Percorrendo os Evangelho, vimos como o Senhor é, para a nossa oração, interlocutor, amigo, testemunha e mestre. Em Jesus se revela a novidade do nosso diálogo com Deus: a oração filial, que o Pai espera dos seus filhos. E de Jesus aprendemos como a oração constante nos ajuda a interpretar a nossa vida, a operar as nossas escolhas, a reconhecer e a acolher a nossa vocação, a descobrir os talentos que Deus nos deu, a cumprir cotidianamente a sua vontade, única via para realizar a nossa existência. A nós, geralmente preocupados com a eficácia operativa e dos resultados que conseguimos, a oração de Jesus nos indica que temos necessidade de parar, de viver momentos de intimidade com Deus, "destacando-nos" do intenso barulho de todos os dias, para escutar, para ir à raiz que sustenta e alimenta a nossa vida. Um dos momentos mais belos da oração de Jesus é exatamente quando Ele, para enfrentar  doenças, desventuras e limites dos seus interlocutores, se volta ao Pai em oração e ensina assim a quem esta à sua volta, onde se encontra a fonte da verdadeira esperança e salvação. Eu já recordei, como exemplo comovente, a oração de Jesus na tumba de Lázaro. O Evangelista João narra: "Tiraram a Pedra. E Jesus, levantando os olhos para o alto, disse: "Pai, eu te dou graças porque me ouviste! Eu sei que sempre me ouves, mas digo isto por causada multidão em torno de mim, para que creia que tu me enviaste". Dito isto, exclamou em voz forte: Lázaro, vem para fora!" (Jo 11,41-43). Mas o ponto mais alto de profundidade na oração ao Pai, Jesus o alcança no momento da Paixão e da morte, no qual pronuncia o extremo "sim" ao projeto de Deus e mostra como a vontade humana encontra o seu cumprimento exatamente na adesão plena à vontade divina e não na contraposição. Na oração de Jesus, no seu grito ao Pai na cruz, se fundem todas as angústias da humanidade de todos os tempos, escrava do pecado e da morte, todas os pedidos e intercessões da história da salvação. E eis que o Pai as acolhe e, além de toda esperança, as eleva ressuscitando o seu Filho. Assim, se cumpre e se consuma o evento da oração da Economia da criação e da salvação" (Catecismo da Igreja Católica, 2598).

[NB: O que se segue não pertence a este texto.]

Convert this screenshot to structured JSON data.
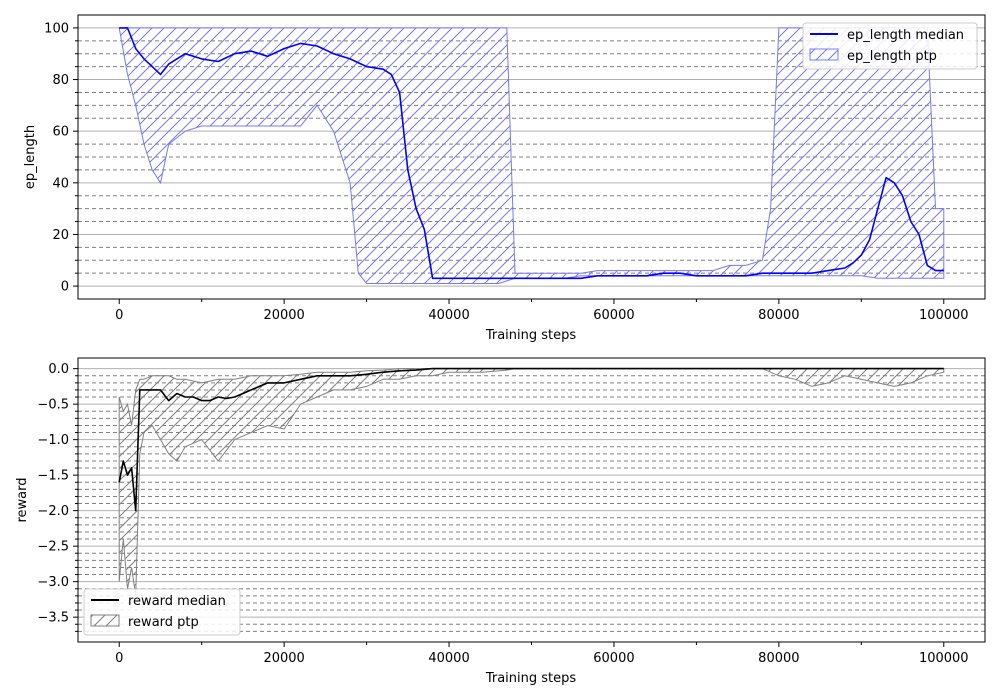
{
  "chart_data": [
    {
      "type": "line",
      "xlabel": "Training steps",
      "ylabel": "ep_length",
      "xlim": [
        -5000,
        105000
      ],
      "ylim": [
        -5,
        105
      ],
      "xticks": [
        0,
        20000,
        40000,
        60000,
        80000,
        100000
      ],
      "xtick_labels": [
        "0",
        "20000",
        "40000",
        "60000",
        "80000",
        "100000"
      ],
      "yticks": [
        0,
        20,
        40,
        60,
        80,
        100
      ],
      "ytick_labels": [
        "0",
        "20",
        "40",
        "60",
        "80",
        "100"
      ],
      "minor_gridlines_y": [
        5,
        10,
        15,
        25,
        30,
        35,
        45,
        50,
        55,
        65,
        70,
        75,
        85,
        90,
        95
      ],
      "major_gridlines_y": [
        0,
        20,
        40,
        60,
        80,
        100
      ],
      "legend_position": "upper right",
      "colors": {
        "median": "#0000ff",
        "ptp": "#7878f0"
      },
      "series": [
        {
          "name": "ep_length median",
          "style": "line",
          "x": [
            0,
            1000,
            2000,
            3000,
            4000,
            5000,
            6000,
            8000,
            10000,
            12000,
            14000,
            16000,
            18000,
            20000,
            22000,
            24000,
            26000,
            28000,
            30000,
            32000,
            33000,
            34000,
            35000,
            36000,
            37000,
            38000,
            40000,
            42000,
            44000,
            46000,
            48000,
            50000,
            52000,
            54000,
            56000,
            58000,
            60000,
            62000,
            64000,
            66000,
            68000,
            70000,
            72000,
            74000,
            76000,
            78000,
            80000,
            82000,
            84000,
            86000,
            88000,
            89000,
            90000,
            91000,
            92000,
            93000,
            94000,
            95000,
            96000,
            97000,
            98000,
            99000,
            100000
          ],
          "values": [
            100,
            100,
            92,
            88,
            85,
            82,
            86,
            90,
            88,
            87,
            90,
            91,
            89,
            92,
            94,
            93,
            90,
            88,
            85,
            84,
            82,
            75,
            45,
            30,
            22,
            3,
            3,
            3,
            3,
            3,
            3,
            3,
            3,
            3,
            3,
            4,
            4,
            4,
            4,
            5,
            5,
            4,
            4,
            4,
            4,
            5,
            5,
            5,
            5,
            6,
            7,
            9,
            12,
            18,
            30,
            42,
            40,
            35,
            25,
            20,
            8,
            6,
            6
          ]
        },
        {
          "name": "ep_length ptp",
          "style": "hatched-band",
          "x": [
            0,
            1000,
            2000,
            3000,
            4000,
            5000,
            6000,
            8000,
            10000,
            12000,
            14000,
            16000,
            18000,
            20000,
            22000,
            24000,
            26000,
            28000,
            29000,
            30000,
            32000,
            34000,
            36000,
            38000,
            40000,
            42000,
            44000,
            46000,
            47000,
            48000,
            50000,
            52000,
            54000,
            56000,
            58000,
            60000,
            62000,
            64000,
            66000,
            68000,
            70000,
            72000,
            74000,
            76000,
            78000,
            79000,
            80000,
            82000,
            84000,
            86000,
            88000,
            90000,
            92000,
            94000,
            96000,
            98000,
            99000,
            100000
          ],
          "lower": [
            100,
            82,
            70,
            55,
            45,
            40,
            55,
            60,
            62,
            62,
            62,
            62,
            62,
            62,
            62,
            70,
            60,
            40,
            5,
            1,
            1,
            1,
            1,
            1,
            1,
            1,
            1,
            1,
            2,
            3,
            3,
            3,
            3,
            4,
            4,
            4,
            4,
            4,
            4,
            4,
            4,
            4,
            4,
            4,
            4,
            4,
            4,
            4,
            4,
            4,
            4,
            4,
            3,
            3,
            3,
            3,
            3,
            3
          ],
          "upper": [
            100,
            100,
            100,
            100,
            100,
            100,
            100,
            100,
            100,
            100,
            100,
            100,
            100,
            100,
            100,
            100,
            100,
            100,
            100,
            100,
            100,
            100,
            100,
            100,
            100,
            100,
            100,
            100,
            100,
            5,
            5,
            5,
            5,
            5,
            6,
            6,
            6,
            6,
            6,
            6,
            6,
            6,
            8,
            8,
            10,
            30,
            100,
            100,
            100,
            100,
            100,
            100,
            100,
            100,
            100,
            100,
            30,
            30
          ]
        }
      ]
    },
    {
      "type": "line",
      "xlabel": "Training steps",
      "ylabel": "reward",
      "xlim": [
        -5000,
        105000
      ],
      "ylim": [
        -3.85,
        0.15
      ],
      "xticks": [
        0,
        20000,
        40000,
        60000,
        80000,
        100000
      ],
      "xtick_labels": [
        "0",
        "20000",
        "40000",
        "60000",
        "80000",
        "100000"
      ],
      "yticks": [
        0.0,
        -0.5,
        -1.0,
        -1.5,
        -2.0,
        -2.5,
        -3.0,
        -3.5
      ],
      "ytick_labels": [
        "0.0",
        "−0.5",
        "−1.0",
        "−1.5",
        "−2.0",
        "−2.5",
        "−3.0",
        "−3.5"
      ],
      "minor_gridlines_y": [
        -0.1,
        -0.2,
        -0.3,
        -0.4,
        -0.6,
        -0.7,
        -0.8,
        -0.9,
        -1.1,
        -1.2,
        -1.3,
        -1.4,
        -1.6,
        -1.7,
        -1.8,
        -1.9,
        -2.1,
        -2.2,
        -2.3,
        -2.4,
        -2.6,
        -2.7,
        -2.8,
        -2.9,
        -3.1,
        -3.2,
        -3.3,
        -3.4,
        -3.6,
        -3.7
      ],
      "major_gridlines_y": [
        0.0,
        -0.5,
        -1.0,
        -1.5,
        -2.0,
        -2.5,
        -3.0,
        -3.5
      ],
      "legend_position": "lower left",
      "colors": {
        "median": "#000000",
        "ptp": "#808080"
      },
      "series": [
        {
          "name": "reward median",
          "style": "line",
          "x": [
            0,
            500,
            1000,
            1500,
            2000,
            2500,
            3000,
            4000,
            5000,
            6000,
            7000,
            8000,
            9000,
            10000,
            11000,
            12000,
            13000,
            14000,
            15000,
            16000,
            17000,
            18000,
            19000,
            20000,
            22000,
            24000,
            26000,
            28000,
            30000,
            32000,
            34000,
            36000,
            38000,
            40000,
            50000,
            60000,
            70000,
            80000,
            90000,
            100000
          ],
          "values": [
            -1.6,
            -1.3,
            -1.5,
            -1.4,
            -2.0,
            -0.3,
            -0.3,
            -0.3,
            -0.3,
            -0.45,
            -0.35,
            -0.4,
            -0.4,
            -0.45,
            -0.45,
            -0.4,
            -0.42,
            -0.4,
            -0.35,
            -0.3,
            -0.25,
            -0.2,
            -0.2,
            -0.2,
            -0.15,
            -0.1,
            -0.1,
            -0.1,
            -0.08,
            -0.05,
            -0.03,
            -0.02,
            0.0,
            0.0,
            0.0,
            0.0,
            0.0,
            0.0,
            0.0,
            0.0
          ]
        },
        {
          "name": "reward ptp",
          "style": "hatched-band",
          "x": [
            0,
            500,
            1000,
            1500,
            2000,
            2500,
            3000,
            4000,
            5000,
            6000,
            7000,
            8000,
            10000,
            12000,
            14000,
            16000,
            18000,
            20000,
            22000,
            24000,
            26000,
            28000,
            30000,
            32000,
            34000,
            36000,
            38000,
            40000,
            44000,
            47000,
            48000,
            60000,
            78000,
            80000,
            82000,
            84000,
            86000,
            88000,
            90000,
            92000,
            94000,
            96000,
            98000,
            100000
          ],
          "lower": [
            -3.0,
            -2.4,
            -3.1,
            -2.8,
            -3.2,
            -1.2,
            -0.9,
            -0.8,
            -1.0,
            -1.2,
            -1.3,
            -1.1,
            -1.0,
            -1.3,
            -1.0,
            -0.9,
            -0.8,
            -0.85,
            -0.5,
            -0.4,
            -0.3,
            -0.3,
            -0.25,
            -0.15,
            -0.15,
            -0.1,
            -0.1,
            -0.05,
            -0.05,
            -0.02,
            0.0,
            0.0,
            0.0,
            -0.1,
            -0.15,
            -0.25,
            -0.2,
            -0.1,
            -0.15,
            -0.2,
            -0.25,
            -0.2,
            -0.1,
            -0.05
          ],
          "upper": [
            -0.4,
            -0.6,
            -0.5,
            -0.8,
            -0.3,
            -0.15,
            -0.15,
            -0.1,
            -0.1,
            -0.1,
            -0.15,
            -0.15,
            -0.2,
            -0.15,
            -0.15,
            -0.1,
            -0.1,
            -0.1,
            -0.08,
            -0.05,
            -0.05,
            -0.05,
            -0.03,
            -0.02,
            0.0,
            0.0,
            0.0,
            0.0,
            0.0,
            0.0,
            0.0,
            0.0,
            0.0,
            0.0,
            0.0,
            0.0,
            0.0,
            0.0,
            0.0,
            0.0,
            0.0,
            0.0,
            0.0,
            0.0
          ]
        }
      ]
    }
  ]
}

Queridos irmãos e irmãs, peçamos com confiança ao Senhor de viver o caminho da nossa oração filial, aprendendo cotidianamente do Filho Unigênito que se fez homem por nós como deve ser o nosso modo de nos dirigirmos a Deus. As palavras de São Paulo sobre a vida cristã em geral, valem também para a nossa oração: "Eu estou convencido que nem morte, nem vida, nem anjos, nem principados, nem presente, nem funturo, nem altura e profundidade, nem qualquer criatura poderá mais nos separar do amor de Deus, que está em Cristo Jesus, nosso Senhor" (Rom 8,38-39). Amén!